Suma przyznanych nagród dla poszczególnych wiceministrów z Kancelarii Prezesa Rady Ministrów kształtowała się z kolei w przedziale 6 000 do 17 000 zł brutto. Szef Kancelarii Prezesa Rady Ministrów dodał, że w 2016 roku nagrody otrzymali wszyscy członkowie Rady Ministrów. "Decyzje o wypłacie nagród podjęła ówczesna Prezes Rady Ministrów Pani Beata Szydło i to do niej należała ostateczna ocena pracy poszczególnych ministrów i ich resortów oraz zaangażowania w realizację priorytetowych zadań rządu" - wskazał.
Tak nagradzał Tusk
Pod koniec marca pisaliśmy o nagrodach, jakie wypłacano ministrom w czasie rządów PO-PSL. Z odpowiedzi udzielonych dotychczas przez pięć resortów (edukacji, środowiska, rolnictwa, sportu i rozwoju) wynika, że w latach 2008-2015 wypłaciły one 57 000 zł brutto premii.
Co sądzą Polacy?
Z sondażu Kantar Millward Brown SA na zlecenie "Faktów" TVN i TVN24 wynika, że 75 procent respondentów uważa, że to źle, iż członkowie rządu Beaty Szydło otrzymali finansowe premie. Odmiennego zdania jest 17 procent badanych. Ankietowanych spytano również o ocenę słów byłej premier na temat tych nagród. 75 procent respondentów ocenia je negatywnie, pozytywnie - 20 procent. W marcu była premier Beata Szydło, pod nieobecność premiera Mateusza Morawieckiego, zabrała głos przed głosowaniem w sprawie wniosku o odrzucenie informacji szefa MSZ na temat polityki zagranicznej.

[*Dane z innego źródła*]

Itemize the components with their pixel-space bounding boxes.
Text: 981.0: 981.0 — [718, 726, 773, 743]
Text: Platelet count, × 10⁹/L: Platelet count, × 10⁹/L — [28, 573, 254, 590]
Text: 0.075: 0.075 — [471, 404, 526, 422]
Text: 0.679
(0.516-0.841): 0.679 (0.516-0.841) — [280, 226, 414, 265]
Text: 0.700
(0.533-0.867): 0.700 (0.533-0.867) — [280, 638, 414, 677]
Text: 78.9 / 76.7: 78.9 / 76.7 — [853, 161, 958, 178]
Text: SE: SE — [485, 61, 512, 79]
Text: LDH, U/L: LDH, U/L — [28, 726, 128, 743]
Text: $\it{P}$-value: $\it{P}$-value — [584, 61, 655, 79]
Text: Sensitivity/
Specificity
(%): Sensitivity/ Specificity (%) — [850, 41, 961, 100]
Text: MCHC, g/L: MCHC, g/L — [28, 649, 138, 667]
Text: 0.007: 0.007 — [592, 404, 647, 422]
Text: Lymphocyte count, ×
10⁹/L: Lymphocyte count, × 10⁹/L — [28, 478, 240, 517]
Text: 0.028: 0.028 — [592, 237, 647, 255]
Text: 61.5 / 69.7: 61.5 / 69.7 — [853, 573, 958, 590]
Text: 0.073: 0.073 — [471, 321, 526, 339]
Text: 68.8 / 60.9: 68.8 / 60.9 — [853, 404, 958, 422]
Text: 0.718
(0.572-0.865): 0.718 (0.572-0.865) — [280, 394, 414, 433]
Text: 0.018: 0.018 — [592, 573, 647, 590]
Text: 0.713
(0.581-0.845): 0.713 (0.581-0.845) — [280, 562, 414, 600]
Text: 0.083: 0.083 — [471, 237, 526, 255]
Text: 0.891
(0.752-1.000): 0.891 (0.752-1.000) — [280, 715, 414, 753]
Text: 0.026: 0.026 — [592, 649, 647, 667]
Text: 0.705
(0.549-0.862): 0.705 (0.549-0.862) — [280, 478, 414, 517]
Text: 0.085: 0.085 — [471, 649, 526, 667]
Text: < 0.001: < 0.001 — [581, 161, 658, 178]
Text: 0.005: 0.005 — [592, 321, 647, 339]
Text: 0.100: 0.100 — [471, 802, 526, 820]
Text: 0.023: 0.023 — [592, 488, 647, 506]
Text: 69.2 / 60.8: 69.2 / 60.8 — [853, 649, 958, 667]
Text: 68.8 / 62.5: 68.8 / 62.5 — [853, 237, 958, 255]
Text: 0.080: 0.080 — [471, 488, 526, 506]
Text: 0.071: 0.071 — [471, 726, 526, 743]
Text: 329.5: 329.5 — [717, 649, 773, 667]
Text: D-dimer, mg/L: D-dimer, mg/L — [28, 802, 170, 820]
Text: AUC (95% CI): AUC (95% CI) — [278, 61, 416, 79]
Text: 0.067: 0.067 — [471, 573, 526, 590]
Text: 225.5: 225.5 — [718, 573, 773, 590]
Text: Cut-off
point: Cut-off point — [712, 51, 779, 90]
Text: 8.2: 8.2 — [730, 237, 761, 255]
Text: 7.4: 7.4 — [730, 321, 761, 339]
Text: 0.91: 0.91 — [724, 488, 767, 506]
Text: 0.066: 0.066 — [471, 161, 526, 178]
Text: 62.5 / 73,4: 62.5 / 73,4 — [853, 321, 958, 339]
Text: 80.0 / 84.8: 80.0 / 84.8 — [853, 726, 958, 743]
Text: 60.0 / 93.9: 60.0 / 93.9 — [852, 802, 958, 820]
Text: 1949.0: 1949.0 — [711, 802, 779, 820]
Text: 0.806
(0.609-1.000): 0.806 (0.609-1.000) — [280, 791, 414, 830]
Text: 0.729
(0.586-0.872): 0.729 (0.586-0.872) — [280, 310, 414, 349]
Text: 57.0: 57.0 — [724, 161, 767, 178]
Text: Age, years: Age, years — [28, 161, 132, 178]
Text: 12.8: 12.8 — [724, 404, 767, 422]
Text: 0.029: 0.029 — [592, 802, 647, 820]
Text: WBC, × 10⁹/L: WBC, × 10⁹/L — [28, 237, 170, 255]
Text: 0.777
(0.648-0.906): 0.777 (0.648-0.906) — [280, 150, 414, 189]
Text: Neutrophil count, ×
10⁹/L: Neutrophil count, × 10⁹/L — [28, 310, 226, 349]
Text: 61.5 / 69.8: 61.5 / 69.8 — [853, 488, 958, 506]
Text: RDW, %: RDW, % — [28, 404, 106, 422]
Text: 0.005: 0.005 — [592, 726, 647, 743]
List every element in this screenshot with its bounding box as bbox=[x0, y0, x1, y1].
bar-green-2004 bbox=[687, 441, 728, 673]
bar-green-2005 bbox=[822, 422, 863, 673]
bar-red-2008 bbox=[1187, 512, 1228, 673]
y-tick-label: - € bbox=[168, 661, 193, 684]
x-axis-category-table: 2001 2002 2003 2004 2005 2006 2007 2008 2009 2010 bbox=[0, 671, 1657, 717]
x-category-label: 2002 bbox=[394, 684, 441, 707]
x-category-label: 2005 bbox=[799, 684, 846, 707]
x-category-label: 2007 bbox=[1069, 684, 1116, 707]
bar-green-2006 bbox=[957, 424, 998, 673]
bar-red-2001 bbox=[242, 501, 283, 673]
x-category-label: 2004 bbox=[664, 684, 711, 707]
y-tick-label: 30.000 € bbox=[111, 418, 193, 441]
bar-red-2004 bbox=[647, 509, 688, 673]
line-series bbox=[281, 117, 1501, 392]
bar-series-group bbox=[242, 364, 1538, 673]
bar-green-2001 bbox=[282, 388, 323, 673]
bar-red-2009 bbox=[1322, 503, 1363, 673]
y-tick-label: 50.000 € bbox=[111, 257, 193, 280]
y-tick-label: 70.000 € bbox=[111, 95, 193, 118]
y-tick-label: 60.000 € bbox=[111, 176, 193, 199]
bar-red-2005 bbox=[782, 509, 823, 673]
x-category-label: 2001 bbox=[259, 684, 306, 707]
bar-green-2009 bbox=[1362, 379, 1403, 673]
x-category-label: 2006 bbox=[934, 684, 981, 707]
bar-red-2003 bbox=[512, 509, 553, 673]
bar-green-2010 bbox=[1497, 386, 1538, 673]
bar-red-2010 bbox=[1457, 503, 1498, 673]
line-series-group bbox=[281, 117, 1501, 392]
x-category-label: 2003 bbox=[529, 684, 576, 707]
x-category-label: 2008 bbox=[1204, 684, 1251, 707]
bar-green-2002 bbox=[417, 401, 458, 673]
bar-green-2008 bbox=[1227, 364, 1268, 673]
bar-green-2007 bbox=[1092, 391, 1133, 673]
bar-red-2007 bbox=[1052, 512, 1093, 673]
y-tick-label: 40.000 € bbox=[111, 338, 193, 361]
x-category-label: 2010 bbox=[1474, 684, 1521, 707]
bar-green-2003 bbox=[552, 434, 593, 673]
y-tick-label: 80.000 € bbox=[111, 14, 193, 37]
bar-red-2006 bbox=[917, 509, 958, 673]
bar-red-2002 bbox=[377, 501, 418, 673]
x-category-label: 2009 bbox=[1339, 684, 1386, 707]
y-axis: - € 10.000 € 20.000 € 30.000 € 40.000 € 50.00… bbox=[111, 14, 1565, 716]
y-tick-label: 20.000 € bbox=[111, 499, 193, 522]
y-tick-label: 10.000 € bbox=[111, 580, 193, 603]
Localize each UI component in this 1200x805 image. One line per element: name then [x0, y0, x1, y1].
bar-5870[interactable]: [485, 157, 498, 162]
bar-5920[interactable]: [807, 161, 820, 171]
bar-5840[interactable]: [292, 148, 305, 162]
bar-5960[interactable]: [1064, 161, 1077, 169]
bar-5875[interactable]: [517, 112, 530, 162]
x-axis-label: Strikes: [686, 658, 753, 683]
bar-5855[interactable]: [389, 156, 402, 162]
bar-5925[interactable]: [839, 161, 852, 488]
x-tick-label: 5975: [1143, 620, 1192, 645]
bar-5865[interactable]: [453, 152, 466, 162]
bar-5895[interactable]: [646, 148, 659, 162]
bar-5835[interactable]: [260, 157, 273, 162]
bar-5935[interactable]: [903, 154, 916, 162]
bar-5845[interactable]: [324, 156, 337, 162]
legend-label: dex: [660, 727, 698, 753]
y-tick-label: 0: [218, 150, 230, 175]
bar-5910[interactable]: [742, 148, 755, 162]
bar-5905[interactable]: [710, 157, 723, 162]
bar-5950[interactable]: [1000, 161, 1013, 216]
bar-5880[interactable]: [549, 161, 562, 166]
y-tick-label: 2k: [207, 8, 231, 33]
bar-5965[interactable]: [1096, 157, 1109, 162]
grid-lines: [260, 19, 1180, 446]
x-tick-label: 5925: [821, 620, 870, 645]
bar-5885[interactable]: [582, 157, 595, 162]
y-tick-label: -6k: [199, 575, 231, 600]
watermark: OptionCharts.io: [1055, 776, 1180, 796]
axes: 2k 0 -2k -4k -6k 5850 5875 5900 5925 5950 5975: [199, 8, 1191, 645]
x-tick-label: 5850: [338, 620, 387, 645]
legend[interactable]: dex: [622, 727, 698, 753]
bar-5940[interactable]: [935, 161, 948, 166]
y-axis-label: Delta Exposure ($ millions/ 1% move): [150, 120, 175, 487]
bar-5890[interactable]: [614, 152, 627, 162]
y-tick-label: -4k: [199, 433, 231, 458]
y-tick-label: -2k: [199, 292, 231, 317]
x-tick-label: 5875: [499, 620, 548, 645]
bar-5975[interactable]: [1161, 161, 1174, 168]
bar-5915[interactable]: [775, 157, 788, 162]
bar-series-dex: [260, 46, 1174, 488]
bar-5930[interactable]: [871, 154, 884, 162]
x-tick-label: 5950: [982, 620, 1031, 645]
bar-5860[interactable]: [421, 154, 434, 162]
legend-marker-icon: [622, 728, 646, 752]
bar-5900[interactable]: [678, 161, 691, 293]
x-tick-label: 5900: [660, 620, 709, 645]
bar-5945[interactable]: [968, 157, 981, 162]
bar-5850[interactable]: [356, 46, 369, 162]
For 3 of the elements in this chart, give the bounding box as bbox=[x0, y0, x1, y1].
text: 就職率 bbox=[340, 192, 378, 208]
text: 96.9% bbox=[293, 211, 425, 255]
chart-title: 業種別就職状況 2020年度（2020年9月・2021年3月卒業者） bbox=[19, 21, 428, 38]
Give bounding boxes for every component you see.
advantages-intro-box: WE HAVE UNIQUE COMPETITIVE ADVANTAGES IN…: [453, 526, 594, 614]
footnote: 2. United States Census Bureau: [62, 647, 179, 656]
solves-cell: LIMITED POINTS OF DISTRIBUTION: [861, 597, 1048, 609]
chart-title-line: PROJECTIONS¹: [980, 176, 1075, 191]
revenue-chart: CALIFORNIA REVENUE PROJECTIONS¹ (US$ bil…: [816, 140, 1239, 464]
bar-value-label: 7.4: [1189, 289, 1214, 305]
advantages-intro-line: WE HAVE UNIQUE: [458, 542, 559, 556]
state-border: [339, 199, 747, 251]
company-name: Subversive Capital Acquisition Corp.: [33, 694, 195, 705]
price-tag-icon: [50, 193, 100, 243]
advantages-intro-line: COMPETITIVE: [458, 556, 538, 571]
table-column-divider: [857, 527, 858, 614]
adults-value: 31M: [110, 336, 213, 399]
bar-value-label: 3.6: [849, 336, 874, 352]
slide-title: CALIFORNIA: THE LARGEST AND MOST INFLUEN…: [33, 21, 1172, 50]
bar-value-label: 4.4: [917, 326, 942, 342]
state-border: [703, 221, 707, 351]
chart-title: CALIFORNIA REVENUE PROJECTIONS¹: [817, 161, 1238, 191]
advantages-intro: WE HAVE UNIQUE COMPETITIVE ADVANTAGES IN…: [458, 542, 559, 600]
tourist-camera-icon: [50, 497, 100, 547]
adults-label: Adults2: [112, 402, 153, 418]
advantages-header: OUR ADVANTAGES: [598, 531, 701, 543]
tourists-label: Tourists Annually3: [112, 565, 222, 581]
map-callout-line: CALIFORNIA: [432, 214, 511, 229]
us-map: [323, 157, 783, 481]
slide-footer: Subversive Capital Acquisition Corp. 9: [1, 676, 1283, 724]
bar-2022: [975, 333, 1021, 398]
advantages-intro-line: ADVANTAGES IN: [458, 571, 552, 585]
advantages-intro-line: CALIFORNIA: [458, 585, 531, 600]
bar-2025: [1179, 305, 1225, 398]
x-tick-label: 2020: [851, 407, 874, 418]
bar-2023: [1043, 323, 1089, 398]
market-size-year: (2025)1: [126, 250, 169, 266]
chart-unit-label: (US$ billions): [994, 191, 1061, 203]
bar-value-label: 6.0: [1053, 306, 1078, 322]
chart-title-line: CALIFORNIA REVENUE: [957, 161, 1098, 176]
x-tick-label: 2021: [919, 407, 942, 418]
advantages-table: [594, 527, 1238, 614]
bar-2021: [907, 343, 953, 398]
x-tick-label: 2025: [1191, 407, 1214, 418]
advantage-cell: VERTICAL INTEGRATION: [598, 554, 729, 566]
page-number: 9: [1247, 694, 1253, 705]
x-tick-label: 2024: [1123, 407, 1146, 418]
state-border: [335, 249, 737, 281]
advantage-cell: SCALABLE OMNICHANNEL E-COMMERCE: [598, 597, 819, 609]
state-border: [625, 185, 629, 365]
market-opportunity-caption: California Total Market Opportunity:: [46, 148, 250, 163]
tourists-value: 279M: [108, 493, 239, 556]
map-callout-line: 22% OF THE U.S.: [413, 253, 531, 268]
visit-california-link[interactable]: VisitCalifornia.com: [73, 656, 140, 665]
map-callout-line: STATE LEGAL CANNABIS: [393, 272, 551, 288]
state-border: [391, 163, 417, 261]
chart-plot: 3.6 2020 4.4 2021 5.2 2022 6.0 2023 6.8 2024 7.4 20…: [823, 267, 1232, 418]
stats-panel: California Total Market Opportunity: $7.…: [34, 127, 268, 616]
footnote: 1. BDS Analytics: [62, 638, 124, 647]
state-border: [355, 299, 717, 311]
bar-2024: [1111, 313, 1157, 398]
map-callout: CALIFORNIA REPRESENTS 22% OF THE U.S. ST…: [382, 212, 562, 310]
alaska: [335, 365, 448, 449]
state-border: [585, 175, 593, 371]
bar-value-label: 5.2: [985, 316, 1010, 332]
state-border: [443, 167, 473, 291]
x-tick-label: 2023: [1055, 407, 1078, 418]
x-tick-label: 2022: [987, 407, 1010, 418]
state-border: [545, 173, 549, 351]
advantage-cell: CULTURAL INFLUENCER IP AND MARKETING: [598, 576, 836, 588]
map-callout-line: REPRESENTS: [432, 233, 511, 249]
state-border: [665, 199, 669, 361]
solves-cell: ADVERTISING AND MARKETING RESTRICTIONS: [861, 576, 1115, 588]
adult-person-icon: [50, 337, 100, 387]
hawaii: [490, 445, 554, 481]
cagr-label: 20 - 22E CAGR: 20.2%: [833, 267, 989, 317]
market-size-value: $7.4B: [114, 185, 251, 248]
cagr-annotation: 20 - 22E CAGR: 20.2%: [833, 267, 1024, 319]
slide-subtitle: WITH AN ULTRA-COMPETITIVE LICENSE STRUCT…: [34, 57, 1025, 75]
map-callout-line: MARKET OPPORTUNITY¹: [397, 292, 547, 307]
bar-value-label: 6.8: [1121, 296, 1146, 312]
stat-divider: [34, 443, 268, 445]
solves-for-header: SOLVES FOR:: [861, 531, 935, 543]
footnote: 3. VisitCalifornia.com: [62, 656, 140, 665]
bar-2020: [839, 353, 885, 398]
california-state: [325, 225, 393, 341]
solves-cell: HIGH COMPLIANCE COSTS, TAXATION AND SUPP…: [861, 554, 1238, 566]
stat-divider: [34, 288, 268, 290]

Odniosła się w nim do kwestii nagród dla ministrów rządu PiS, która - w jej ocenie - stała się "hucpą urządzaną przez polityków opozycji". - Tak, rzeczywiście, ministrowie, wiceministrowie w rządzie PiS otrzymywali nagrody za ciężką, uczciwą pracę i te pieniądze się im po prostu należały. To były nagrody oficjalne, nagrody, które zostały przyznane w ramach budżetu uchwalonego w tej izbie, a nie zegarki od kolegów biznesmenów. Ci ludzie ciężko pracowali i pracują po to, żeby wszyscy Polacy mogli cieszyć się z rozwoju Polski, a nie tylko wybrane grupy interesów - mówiła była szefowa rządu. - Ja mogę dzisiaj stanąć przed wszystkimi i rozliczyć się ze wszystkiego, co przez dwa lata zostało zrobione. Mogę z otwartą przyłbicą mówić o premiach, nagrodach, bo to były pieniądze uczciwie wypłacane z budżetu, który był na to przeznaczony, a gdzie były wypłacane nagrody dla waszych polityków? Na śmietnikach, cmentarzach czy u Sowy? - pytała Szydło.